Born from the State Board of Forestry's 1996 California Fire Plan, Marin County Fire Department implemented a Pre-Fire Management program in 1998.
Dramatic and damaging fires like the Mount Vision and the Oakland Hills occur nearly every summer in California. Within the state from 1984 to 1993, over 7000 homes were destroyed by wildland fire, 75 lives lost, with a cost of 3-billion dollars for damage and suppression. The goal of the Fire Plan is to reduce these wildfire related losses to citizens and government.
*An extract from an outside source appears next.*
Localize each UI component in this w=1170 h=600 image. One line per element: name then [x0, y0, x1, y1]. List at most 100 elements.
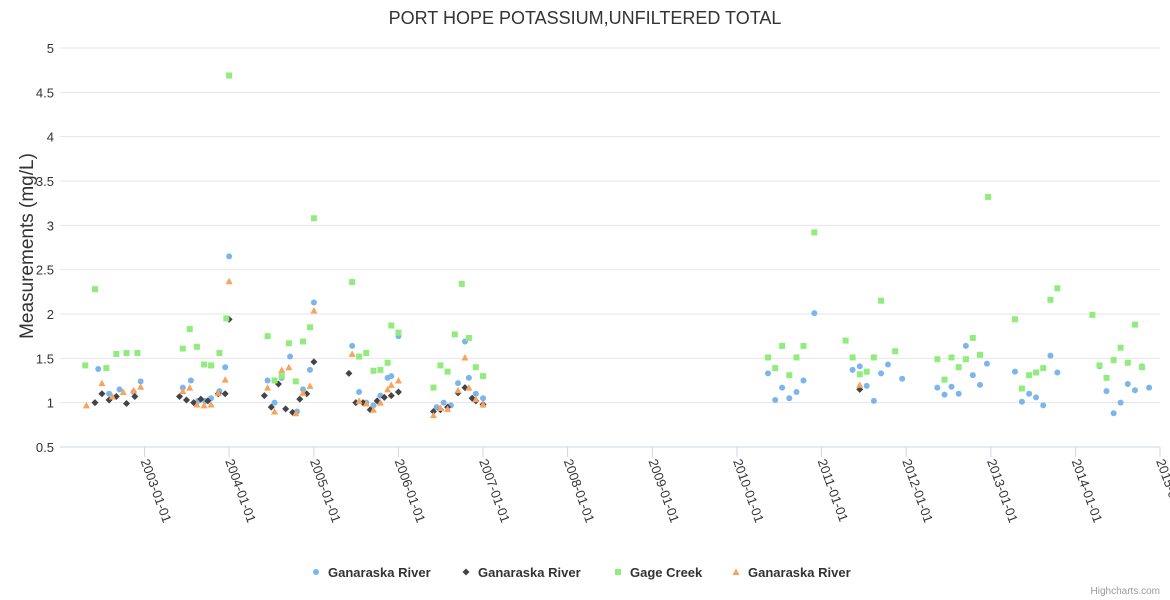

To accomplish this goal, the Marin County Fire Department hired a fire captain specialist to assess wildland fire hazards in the county. The four factors that make up the assessment are: hazardous fuel loading, severe fire weather, assets at risk, and past levels of service. Using new computer technology, each of these factors will be mapped to indicate areas of high risk and high hazard.
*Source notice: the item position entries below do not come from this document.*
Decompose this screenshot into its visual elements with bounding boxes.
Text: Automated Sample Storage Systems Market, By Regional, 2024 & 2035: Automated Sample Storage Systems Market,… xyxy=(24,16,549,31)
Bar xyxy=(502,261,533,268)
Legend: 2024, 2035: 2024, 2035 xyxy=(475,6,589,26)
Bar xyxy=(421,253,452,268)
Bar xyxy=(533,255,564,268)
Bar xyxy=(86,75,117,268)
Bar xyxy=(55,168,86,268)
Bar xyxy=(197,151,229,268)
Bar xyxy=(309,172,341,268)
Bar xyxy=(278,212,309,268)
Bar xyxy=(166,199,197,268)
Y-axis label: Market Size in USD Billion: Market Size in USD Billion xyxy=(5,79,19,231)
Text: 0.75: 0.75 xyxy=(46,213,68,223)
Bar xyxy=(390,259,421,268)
The primary goal of fire protection in Marin is to safeguard the wide range of assets found across wildland areas. There are several categories of assets listed in the state’s Fire Plan, such as: structures, air quality, water quality, infrastructure, etc. Some of these categories are tangible such as "structures" while others are harder to evaluate such as "air quality." Each category was compared to fuel loading to indicate overall risk.
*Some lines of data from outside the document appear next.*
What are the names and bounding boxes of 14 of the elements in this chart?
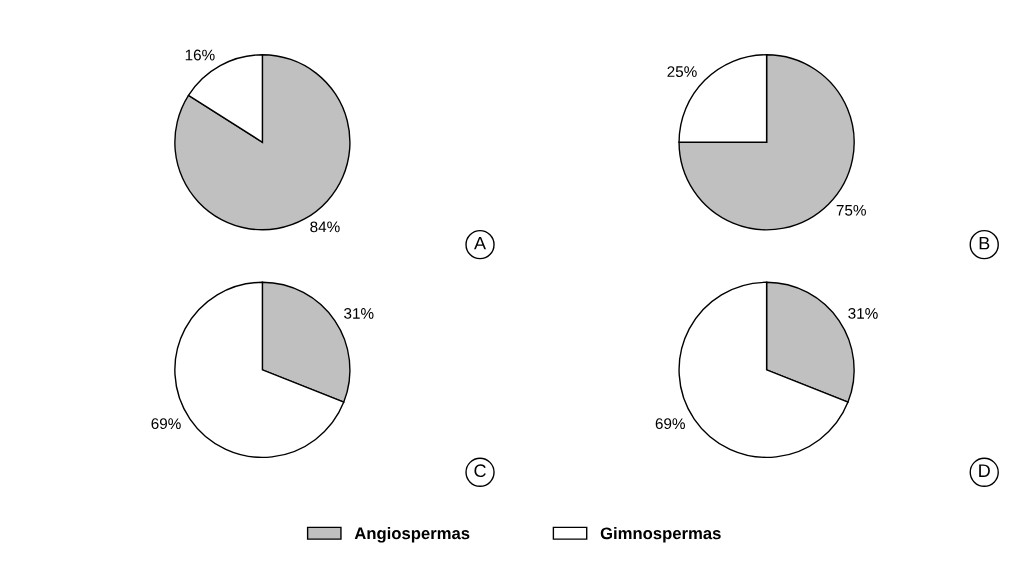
data-label: 25% [667,66,697,78]
data-label: 84% [310,221,340,233]
text: B [979,236,990,250]
text: C [474,464,486,478]
text: A [474,236,487,250]
legend-label: Angiospermas [354,527,470,543]
legend-label: Gimnospermas [600,527,721,543]
data-label: 31% [848,308,878,319]
data-label: 31% [344,308,374,319]
data-label: 69% [655,418,685,430]
text: D [979,464,990,477]
data-label: 16% [185,49,215,61]
data-label: 75% [836,204,866,216]
data-label: 69% [151,418,181,430]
With the completion of the assessment that identifies high-hazard areas in Marin County, vegetation management projects will be designed to reduce the hazard. Prescribed burning, chipping, and focused public education are a few examples of projects aimed at protecting assets at risk. The assessment identifies Marin County stakeholders, defined as any person, agency or organization with a particular interest (a stake) in fire safety and protection of assets from wildland fires. Stakeholders will play a vital role in designing and implementing fire hazard reduction projects.